海棠/カイドウ〜哀をなくした不遜な軍師と、愛しき共謀者が綴る備忘録〜
「それで⋯⋯、お前は、何者なのだ?」
突如降ってきた、いつぶりかに聞く台詞。

今更過ぎる⋯言葉。
「さあ?有昧后、進展のない答えを聞いて何が面白いのですか」
緊迫していたはずの空気が、一気に緩んでいく。

「⋯⋯⋯。ここの者ではないのに、かような広大な地理を把握しているのは何故だと?」
「う〜ん⋯。ああ、そう言えば博益が言ってた。【神は縁ある場所へ、人を還す】と。私ががいた世界と、何かが繋がっているでは、とも言われけど―⋯そうならば、私の前世が天族か妖族だった可能性も。なーんて、神⋯」
「笑わせるな」
「ん?やっぱり面白い?」
「お前の陣は、欠点だらけだ。天族だったのであれば、天の理くらい⋯考慮するだろう」
「⋯浮游。何わかりきってることを」

相も変わらず、冗談も利かない男だ。

「それから―⋯」

「はい。何でございましょう」

「お前のその視野の広さは、時として⋯仇となる。大事な一点を見逃す。⋯【落とし所】だ」

「⋯⋯」

浮游は無骨で長い指先で、循環図のある一点をトン、と突いた。

おそらく―⋯正論を並べているのであろう。

付き合いが長くなってきて、これだけは確実に言える。

極めて―⋯正しいのだろう。

それであるのに、答えを容易には明かさない。毎回、そうだ。

分かっているからこそ、対等に張り合ってみたくもなるのだ。

そう。

理詰めで攻めて来る相手には―⋯、こうだ。

「―⋯ボランチは全体を考えるバランサーだから⋯1点を鋭く狙うFW(フォワード)とは違います。ゴリゴリのストライカータイプではないことをご察しいただいたんですね。

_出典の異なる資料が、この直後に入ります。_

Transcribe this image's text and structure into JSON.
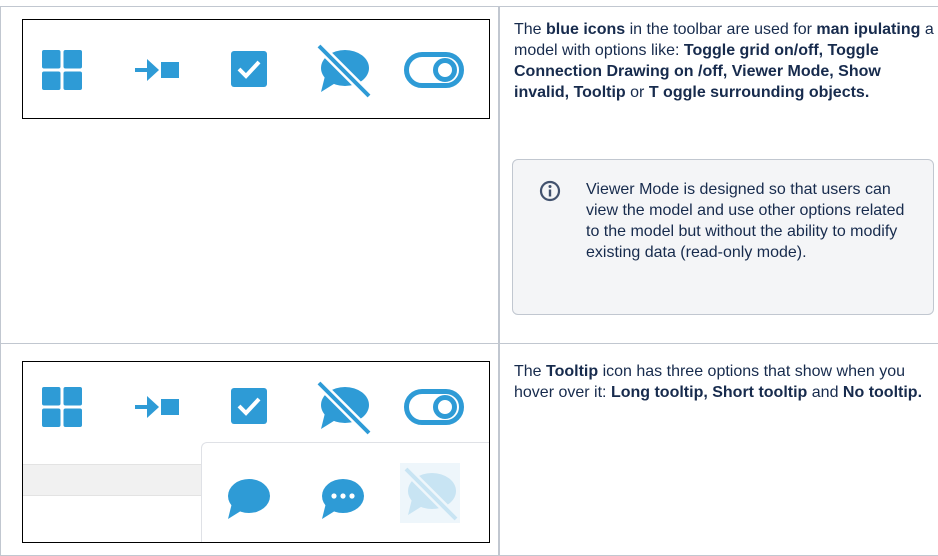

英明です、有昧后」

「⋯⋯」

理詰めには、倍返しの現代語かつ専門用語で―⋯同じ思いをさせてやるのが賢明だ。

「「⋯⋯⋯」」

怒ってるでもなく、咎めるでもなく、じっ、と目を見てくるのは―⋯。
彼らにとってはそもそも単語の意味すらわからないからだろう。

してやったり。

そしてこれもまた、事実を述べたに過ぎないのだから―⋯正論なのだ。

目には目を。歯には歯を。

「浮游。貴方はとんでもなく聡明で、知略にも長ける。私が間違っていても、本質的な部分は概ね的を射ていたのでは?だから―⋯ヒントだけを与え、考えさせようとする。⋯違う?」

「⋯⋯」

「視点を変えてみて下さい。分かりやすくいいましょう。つまり、1点を狙うその道中へと相手を導くのが私の本職とも言えるんです。1点を見逃さぬよう、楔を打ち局面を切り拓く。つまり―⋯対自分、ではなくて、相手在りき。その相手が、有昧后。貴方であると。ですから―⋯自分の欠点など分かっています。こうなるであろうことも。いいですか?わかってて敢えて、この策を献上しているんです」

右手を左拳に添え、腰を折って恭しく拝礼する。

すると―⋯どうだ?

「それから―⋯もうひとつ」

初のパターン。面倒になったのか、完全スルーからの話題変換だ。

くそう。食えない奴だ。

「⋯まだあるんですね。どうぞ、何なりと。全ては貴方に繋ぐパスとして返しますので」

「真面目な話だ。そろそろ黙れ」

ひゅっと一気に―⋯背筋が凍る感覚。

襟元を正された形だ。

「もうひとつは―⋯」

と、有昧后が口を開きかけたときだった。